Ele argumentou que a Liga Awami enfrenta uma grave crise de imagem e liderança. “Sem Sheikh Hasina, a reconstrução do partido será um desafio e são prováveis divisões internas”, disse ele.
O BNP e o Jamaat, as outras duas grandes forças políticas do país, afirmaram que querem que os líderes e activistas da Liga Awami envolvidos nos assassinatos de cidadãos em Julho e Agosto passados sejam julgados.

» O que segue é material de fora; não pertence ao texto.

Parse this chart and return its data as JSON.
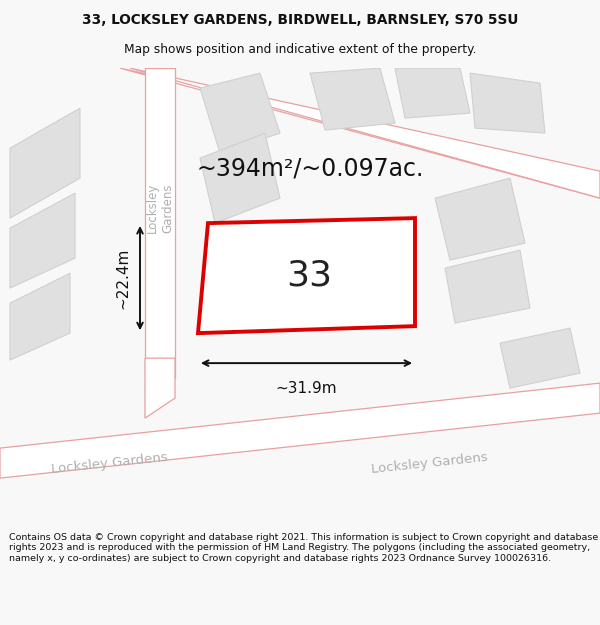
{
  "title_line1": "33, LOCKSLEY GARDENS, BIRDWELL, BARNSLEY, S70 5SU",
  "title_line2": "Map shows position and indicative extent of the property.",
  "footer_text": "Contains OS data © Crown copyright and database right 2021. This information is subject to Crown copyright and database rights 2023 and is reproduced with the permission of HM Land Registry. The polygons (including the associated geometry, namely x, y co-ordinates) are subject to Crown copyright and database rights 2023 Ordnance Survey 100026316.",
  "area_text": "~394m²/~0.097ac.",
  "number_text": "33",
  "dim_width": "~31.9m",
  "dim_height": "~22.4m",
  "map_bg": "#efefef",
  "road_fill": "#ffffff",
  "road_edge": "#e8a0a0",
  "block_fill": "#e0e0e0",
  "block_edge": "#d0d0d0",
  "plot_fill": "#ffffff",
  "plot_edge": "#dd0000",
  "street_color": "#b0b0b0"
}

Em última análise, porém, argumentaram que o destino da Liga Awami seria decidido pelo povo do país.
No entanto, o movimento estudantil que liderou a campanha para remover Hasina assumiu uma posição muito mais intransigente sobre o futuro da Liga Awami.
Num comício de rua em 25 de janeiro, Mahfuz Alam, conselheiro do governo interino de Yunus e líder-chave do movimento estudantil, disse que a Liga Awami não seria autorizada a participar nas próximas eleições, que Yunus disse que seriam realizada no início de 2026.
“Nosso foco inclui processar indivíduos envolvidos em assassinatosdesaparecimentos e violações, ao mesmo tempo que implementam reformas e garantem eleições justas com a participação de todos os partidos políticos pró-Bangladesh”, disse ele.
Do ponto de vista da Liga Awami, as eleições poderão revelar-se cruciais. “Se a AL (Liga Awami) puder participar nas eleições, criará uma base para o regresso do partido”, disse Hasanuzzaman.
“No entanto, o renascimento político é muito difícil para (a) Liga Awami sem reconstruir a confiança pública através de liderança, organização e ligação de base”, acrescentou.
Ali Riaz, analista político e professor da Universidade Estadual de Illinois, descreveu quatro condições que a Liga Awami precisaria cumprir para ter qualquer chance de um retorno potencial: emitir um pedido de desculpas inequívoco pelos crimes cometidos durante seus 16 anos no poder, particularmente o levante de 2024 ; renunciar à sua ideologia atual; garantir que nenhum membro da família de Hasina volte a liderar o partido; e enfrentar julgamentos por cometer crimes hediondos, incluindo crimes contra a humanidade.
“Os responsáveis diretos pelas atrocidades durante a revolta de julho, incluindo Sheikh Hasina, devem enfrentar julgamentos. Qualquer discussão sobre seu retorno só poderá ocorrer se essas condições forem atendidas”, disse Riaz à Al Jazeera. Riaz é também vice-presidente de uma comissão governamental liderada por Yunus, encarregada de construir um consenso sobre uma série de reformas propostas.
Ainda assim, muitos activistas da Liga Awami continuam a ter fé em Hasina, embora ocasionalmente critiquem o abuso de poder por parte da sua família em privado.
Os líderes seniores no estrangeiro estão a usar as redes sociais e talk shows para os incitar a reagrupar e sugerir que o governo liderado por Yunus “vai falhar”.
Mas isso é difícil de convencer aos activistas do partido. Na secção de comentários abaixo dessas afirmações dos líderes partidários, estes líderes juniores da Liga Awami estão a reagir – salientando que é fácil para os líderes exilados falarem a partir do santuário de uma terra estrangeira, quando os activistas no terreno estão espalhados e escondidos por todo o lado. Bangladesh.
Tal como o antigo líder estudantil de Khulna, muitos deles têm demasiado medo de revelar publicamente as suas identidades. Um retorno político parece muito distante.